6- Covid-19 enfeksiyonu geçirenlerde başka ne gibi deri bulguları oluşabilir? Örneğin ürtiker, makülopapüler döküntü ya da Livedo gibi rahatsızlık görülebilir mi? Bu tip rahatsızlıkları olanlar salgın ile mücadelede neye dikkat etmeliler?

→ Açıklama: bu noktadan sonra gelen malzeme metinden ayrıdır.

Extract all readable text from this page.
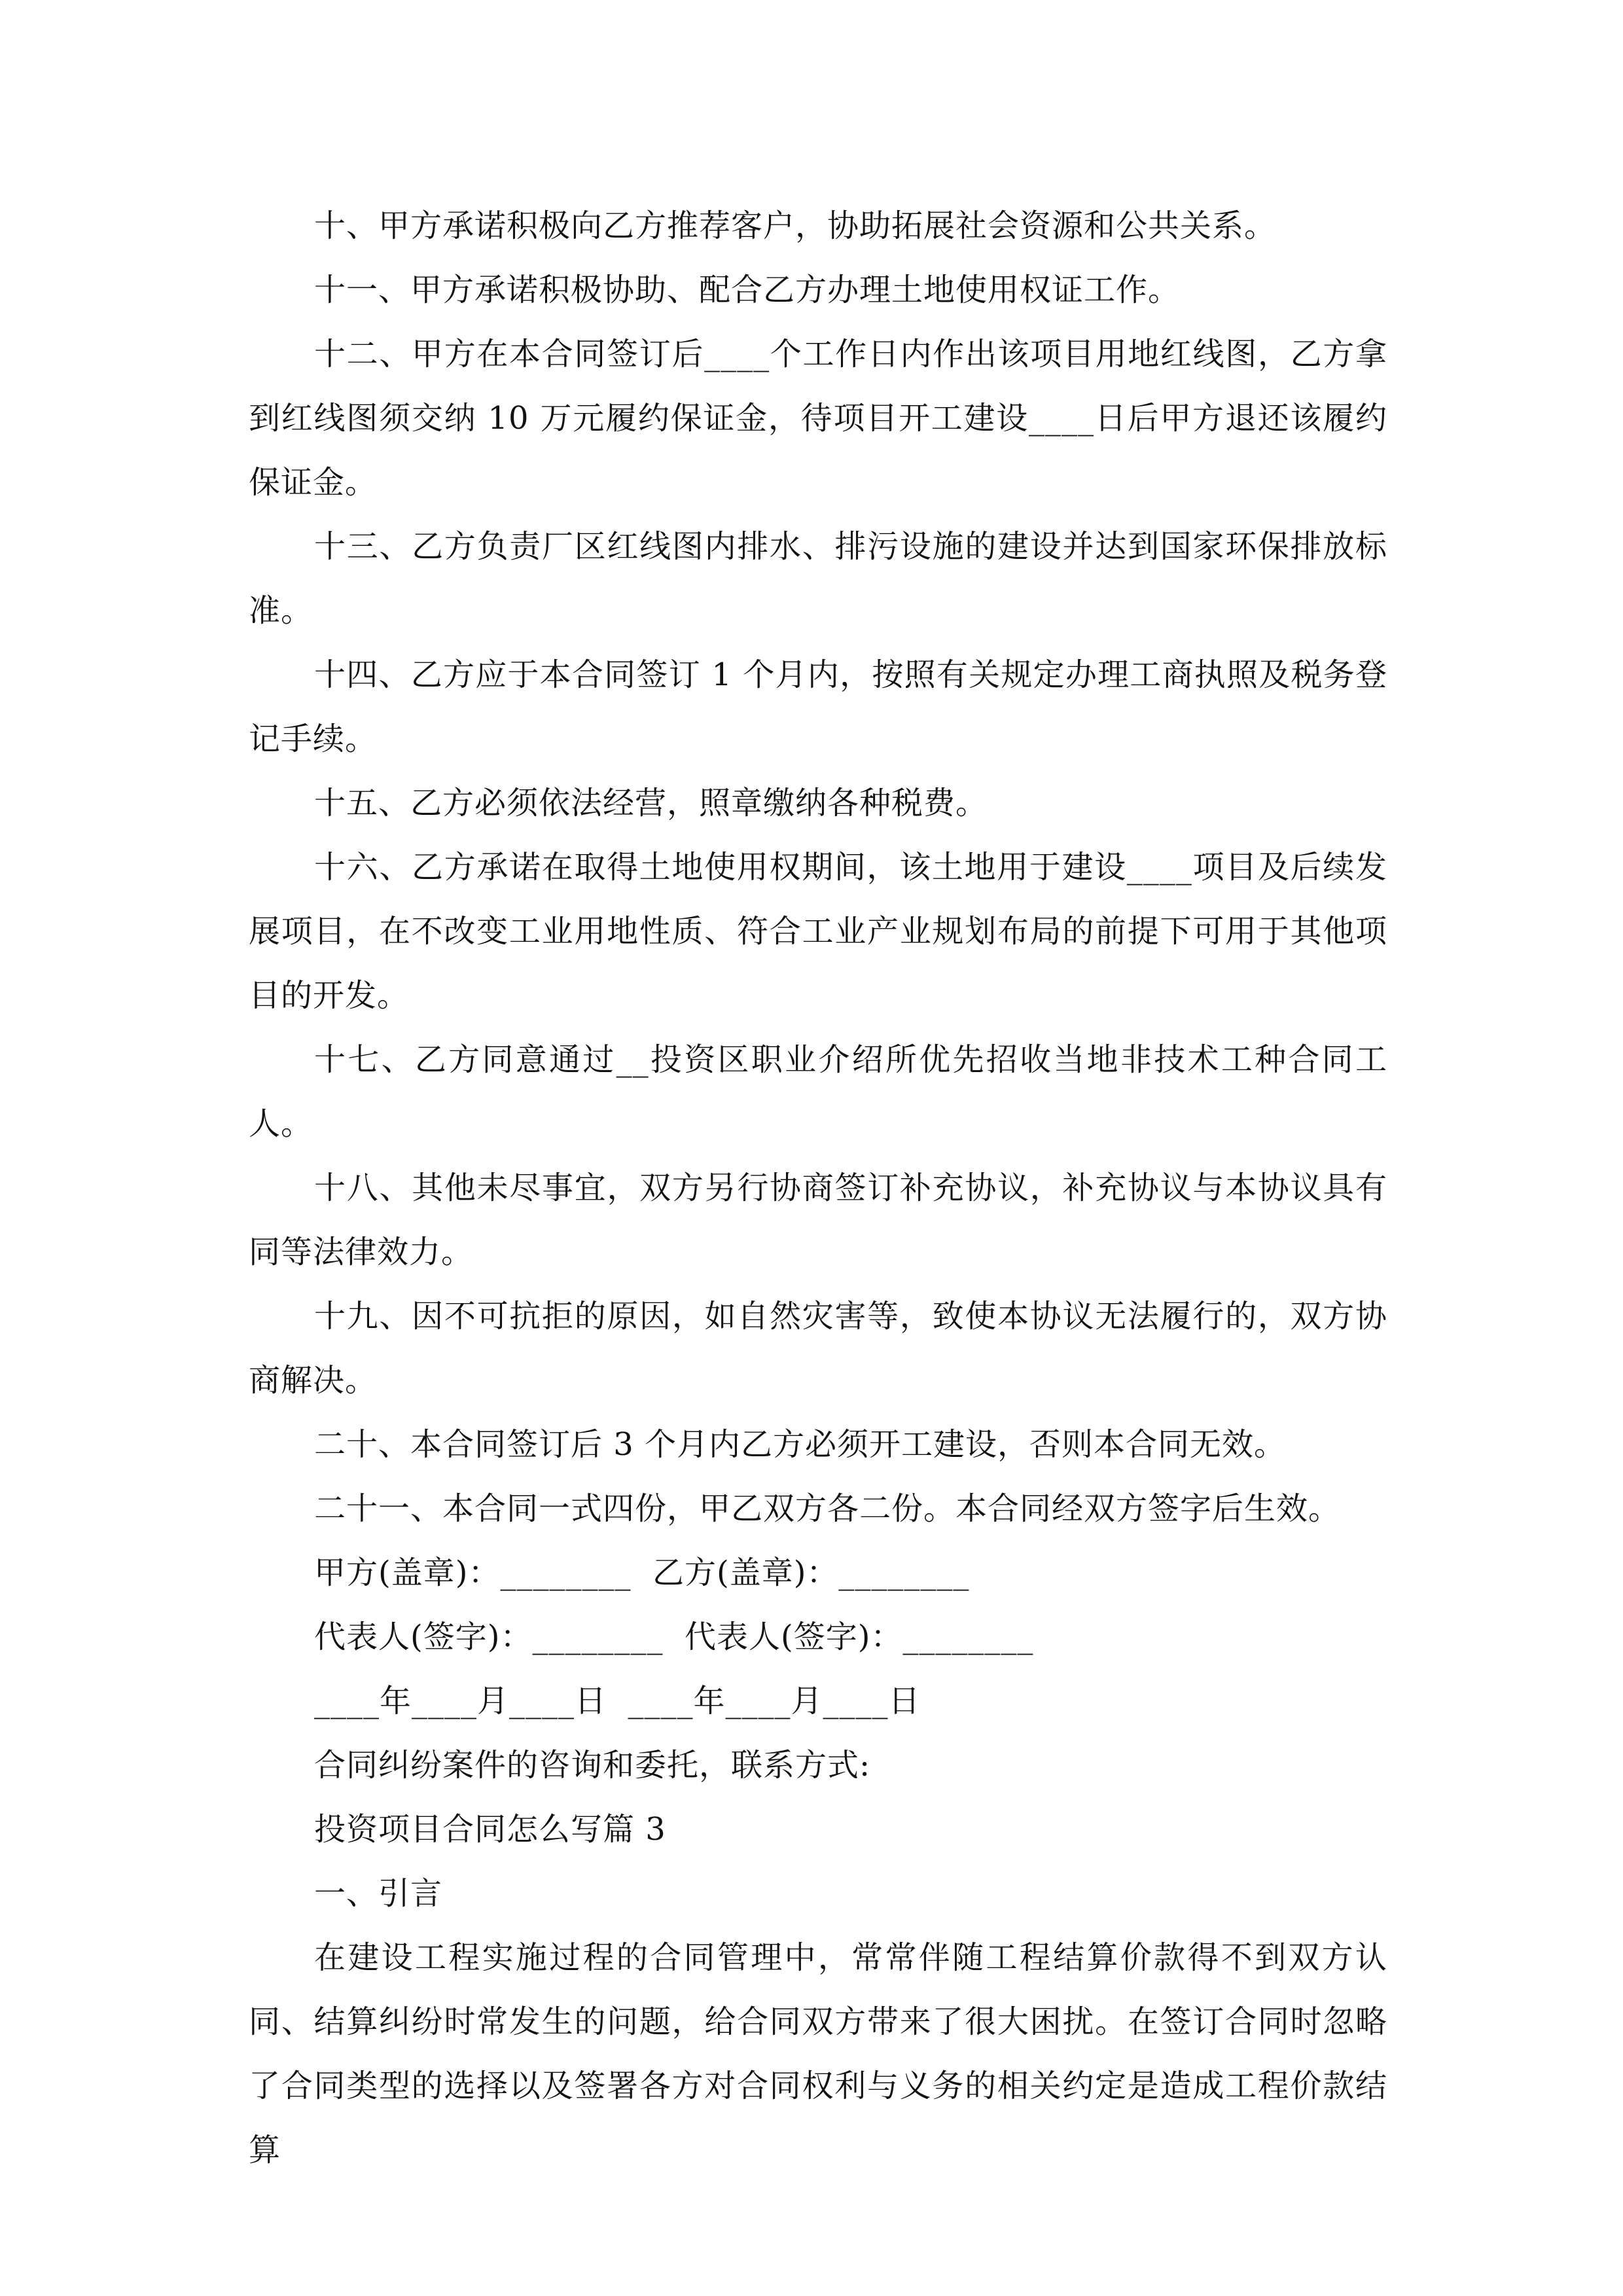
十、甲方承诺积极向乙方推荐客户，协助拓展社会资源和公共关系。

十一、甲方承诺积极协助、配合乙方办理土地使用权证工作。

十二、甲方在本合同签订后____个工作日内作出该项目用地红线图，乙方拿到红线图须交纳 10 万元履约保证金，待项目开工建设____日后甲方退还该履约保证金。

十三、乙方负责厂区红线图内排水、排污设施的建设并达到国家环保排放标准。

十四、乙方应于本合同签订 1 个月内，按照有关规定办理工商执照及税务登记手续。

十五、乙方必须依法经营，照章缴纳各种税费。

十六、乙方承诺在取得土地使用权期间，该土地用于建设____项目及后续发展项目，在不改变工业用地性质、符合工业产业规划布局的前提下可用于其他项目的开发。

十七、乙方同意通过__投资区职业介绍所优先招收当地非技术工种合同工人。

十八、其他未尽事宜，双方另行协商签订补充协议，补充协议与本协议具有同等法律效力。

十九、因不可抗拒的原因，如自然灾害等，致使本协议无法履行的，双方协商解决。

二十、本合同签订后 3 个月内乙方必须开工建设，否则本合同无效。

二十一、本合同一式四份，甲乙双方各二份。本合同经双方签字后生效。

甲方(盖章)：________  乙方(盖章)：________

代表人(签字)：________  代表人(签字)：________

____年____月____日  ____年____月____日

合同纠纷案件的咨询和委托，联系方式:

投资项目合同怎么写篇 3

一、引言

在建设工程实施过程的合同管理中，常常伴随工程结算价款得不到双方认同、结算纠纷时常发生的问题，给合同双方带来了很大困扰。在签订合同时忽略了合同类型的选择以及签署各方对合同权利与义务的相关约定是造成工程价款结算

Covid enfeksiyonuna bağlı olarak görebildiğimiz döküntüler ürtiker (kurdeşen), kaşıntılar, soğuk yanığı, kırmızılıklar, gangrenler ve su toplayan minik kabarcıklardır. Kurdeşen, tüm vücutta yaygın, kaşıntılı, kırmızımtrak şişlikler şeklinde ortaya çıkar. Kurdeşen genelde ortaya çıkar, 24 saat içinde söner; daha sonra başka yerlerde çıkar. Ataklar halinde seyreder. Eğer ateşle beraber kurdeşen varsa Covid açısından dikkatli olunmalıdır. Yalancı soğuk yanığı, el ve ayak parmaklarının uçlarında sınırlı canlı kırmızı ya da mor renkte döküntülerdir. Eritem denilen kırmızılıklar, tüm vücutta yaygın ya da bölgesel olabilen uzun süre devam edebilen pembe-kırmızımsı döküntülerdir. Gangrenlerde ise yer yer ülsere, siyah kabuklu yaralar gelişir. Makülopapüler denilen döküntüler, deriden kabarık ya da aynı seviyede kırmızımtrak oluşumlardır. Veziküller su çiçeği benzeri küçük kabarcıklardır. Başka bir sebeple açıklanamayan bu tip döküntüler varlığında, özellikle ateş de eşlik ediyorsa, Covid enfeksiyonundan şüphe edilerek hastaneye başvurulmalıdır. 



7-) Maskeden kaynaklı cilt sorunları yaşanabilir mi?



Maske kullanımına bağlı olarak en sık gördüğümüz cilt sorunu maskeye bağlı gelişen akne yani “maskne”dir. Maskenin kapatıcı etkisi, derimizin kendi ürettiği yağ ile birleşerek enflamatuvar akne lezyonlarına yol açar. Ayrıca, maskeye bağlı olarak gözeneklerde genişleme ve siyah noktalarda artış da sık sık görülmektedir. Bunun yanı sıra, maskelerin içerdiği bileşenlere karşı allerjik ve irritan kontakt egzama da sık karşılaşılan bir problemdir. Maskeye bağlı olarak kızarıklık ve damarlanma artışı ile seyreden rozase (gülleme) hastalığının da sıklığı artmıştır. Önceden bilinen rahatsızlığı olan kişilerde de maske kullanımı ile beraber bu hastalıklar yüz bölgesinde daha sık görülmeye başlanmıştır, örneğin allerjik ekzema ve seboreik ekzema gibi. Bilinen bir rahatsızlık olmasa dahi, yüzde kaşıntı, kabuklanma, pullanma, kuruluk maskeye bağlı gelişebilir.